Diane of the National Kidney Registry called me last Friday to see how I was doing. Getting a little nervous, I admitted. But also excited. I couldn’t help asking about the kidney chain they are developing with their state-of-the-art transplant algorithms. It is six deep and involves five states. Plans are in the works to use a bridge donor to extend it to another cohort of donors and recipients.
I’ve always thought how this is worth doing for the sake of the recipient. To start a whole chain? Talk about icing on the cake!
“I didn’t know it was this far along.”
I had just told Mary Beth that our meeting the next day, September 1, 2011, was described by the social worker as “a meet and greet with the transplant team.” My wife knew we were going to the hospital to see a doctor, nurse and social worker, but apparently “transplant team” sounded a little presumptuous for her at that point.
“I thought they would want to know if the spouse agreed with this.”
The reality of what we might be in for hit me more deeply the next day, as we walked down that first long corridor in the medical center. This was now less virtual, more physical.
For the recipient’s confidentiality, the transplant center and their staff is not being identified here, though I would love to credit them. They have been terrific. The head doctor visited with us for 75 minutes. He explained the need for patience, as they do not rush the process for live donors. Mary Beth immediately expressed her support for this.
I was reassured when I heard the doctor talk about his working relationship with Garet Hil, head of the National Kidney Registry. He had provided Garet with consultation and found him to be very selfless, generous, and open. Until then I had an unfounded concern that the hospital might not have taken seriously my intent to go through NKR. The doctor said once the workup was complete, they’d let NKR know they had a donor ready to go, and then NKR would work on the chain.
The doctor explained the procedure as he drew this diagram.
The little diamonds show where three or four pencil-sized laparoscopic instruments with miniature lights and cameras go into the abdomen, which is inflated with CO2 gas to provide room to work.

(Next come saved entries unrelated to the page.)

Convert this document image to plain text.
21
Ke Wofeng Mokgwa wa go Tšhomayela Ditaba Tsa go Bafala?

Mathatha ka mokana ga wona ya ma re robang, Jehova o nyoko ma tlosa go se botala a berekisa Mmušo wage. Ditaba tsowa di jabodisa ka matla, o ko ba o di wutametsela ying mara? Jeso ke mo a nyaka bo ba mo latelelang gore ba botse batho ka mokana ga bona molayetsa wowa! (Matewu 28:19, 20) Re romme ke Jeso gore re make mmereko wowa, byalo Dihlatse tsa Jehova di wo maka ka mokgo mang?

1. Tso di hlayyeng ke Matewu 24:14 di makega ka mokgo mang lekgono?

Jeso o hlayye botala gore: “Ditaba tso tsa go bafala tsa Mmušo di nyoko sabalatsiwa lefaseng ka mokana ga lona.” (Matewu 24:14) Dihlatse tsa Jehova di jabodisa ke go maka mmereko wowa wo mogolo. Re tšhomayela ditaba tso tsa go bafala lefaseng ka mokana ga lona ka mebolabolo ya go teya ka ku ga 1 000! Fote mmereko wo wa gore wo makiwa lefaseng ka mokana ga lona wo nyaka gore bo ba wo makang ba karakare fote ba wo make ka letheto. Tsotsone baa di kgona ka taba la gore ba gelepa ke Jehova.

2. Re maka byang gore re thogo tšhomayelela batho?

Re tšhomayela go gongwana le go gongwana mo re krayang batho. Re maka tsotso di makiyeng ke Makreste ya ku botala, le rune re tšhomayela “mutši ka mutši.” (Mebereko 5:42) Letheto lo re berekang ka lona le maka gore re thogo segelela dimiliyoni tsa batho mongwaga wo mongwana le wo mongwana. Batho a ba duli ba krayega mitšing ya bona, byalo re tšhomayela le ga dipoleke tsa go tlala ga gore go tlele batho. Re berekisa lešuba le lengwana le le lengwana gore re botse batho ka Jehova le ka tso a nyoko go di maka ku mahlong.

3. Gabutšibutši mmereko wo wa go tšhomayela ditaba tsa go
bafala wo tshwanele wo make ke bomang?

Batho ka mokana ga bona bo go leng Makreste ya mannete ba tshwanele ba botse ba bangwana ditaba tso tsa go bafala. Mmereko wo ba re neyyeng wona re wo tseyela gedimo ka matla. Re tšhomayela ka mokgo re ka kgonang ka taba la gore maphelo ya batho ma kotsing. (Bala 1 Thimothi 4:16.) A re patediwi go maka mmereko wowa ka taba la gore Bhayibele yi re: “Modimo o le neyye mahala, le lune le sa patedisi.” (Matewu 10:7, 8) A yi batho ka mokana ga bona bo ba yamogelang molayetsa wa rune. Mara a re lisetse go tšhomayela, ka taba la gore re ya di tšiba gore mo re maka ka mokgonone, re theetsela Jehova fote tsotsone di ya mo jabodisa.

The short, tiny parallel lines show where the vein, artery, and ureter are stapled shut. Since these tubes are longer on the left kidney, that is usually the one removed. No knife is used. It is a bloodless procedure. Once disconnected, the surgeon reaches in through a two-inch incision and pulls out the fist-sized kidney (that step I had read earlier online, another moment when the reality of this had sunk in deeper).
In the recipient, the old kidneys are left in place, and the new one is placed lower, near the intestines.
The doctor explained that of the hundreds of kidney donations they have handled, only a handful involved any complications. From memory he explained each of these five that had a major issue. None of them resulted in any lasting negative consequences. That sounded good!
I asked a question my older daughter had once asked. If she donated as a young woman when she did not have high blood pressure and was not overweight, and then had such issues later, would it be a problem that she only had one kidney? It would not be, since she is Caucasian, he explained. But as doctors tend to do, he added that she should in any event live a healthy lifestyle.
One of my brothers also had a question. Would my family members, like myself, be put at the top of the waiting list if I donate and later a kidney is needed? No, he said, it’s an example of how we can’t give our children everything. If they need one later, we’ll see what can be done then. Perhaps by then, stem cell progress might have resolved such needs.
After meeting with the nurse, signing releases, and getting a packet of information, we met at last with the social worker. They no longer required a psychologist-administered psych evaluation. However, the social worker asked so many questions about where I had lived and worked, what work I did, where I went to school, my early family, etc., that I wondered why she was so interested in such obscure things.
But I realized by the time she was done, she had my complete life story. As Mary Beth confirmed later, that was the idea, and part of the evaluation.
The social worker emphasized my option to back out at any time. I had known from donor blogs that we get told that a lot. She asked what might cause me to change my mind. I could only think of unforeseen events like a diagnosis of cancer or if my wife would start freaking out about this.
At this point, at the end of the day at the transplant center, Mary Beth said that she was fine with my doing this, and in fact a little proud of me. Maybe she was no longer hoping I would fail the tests.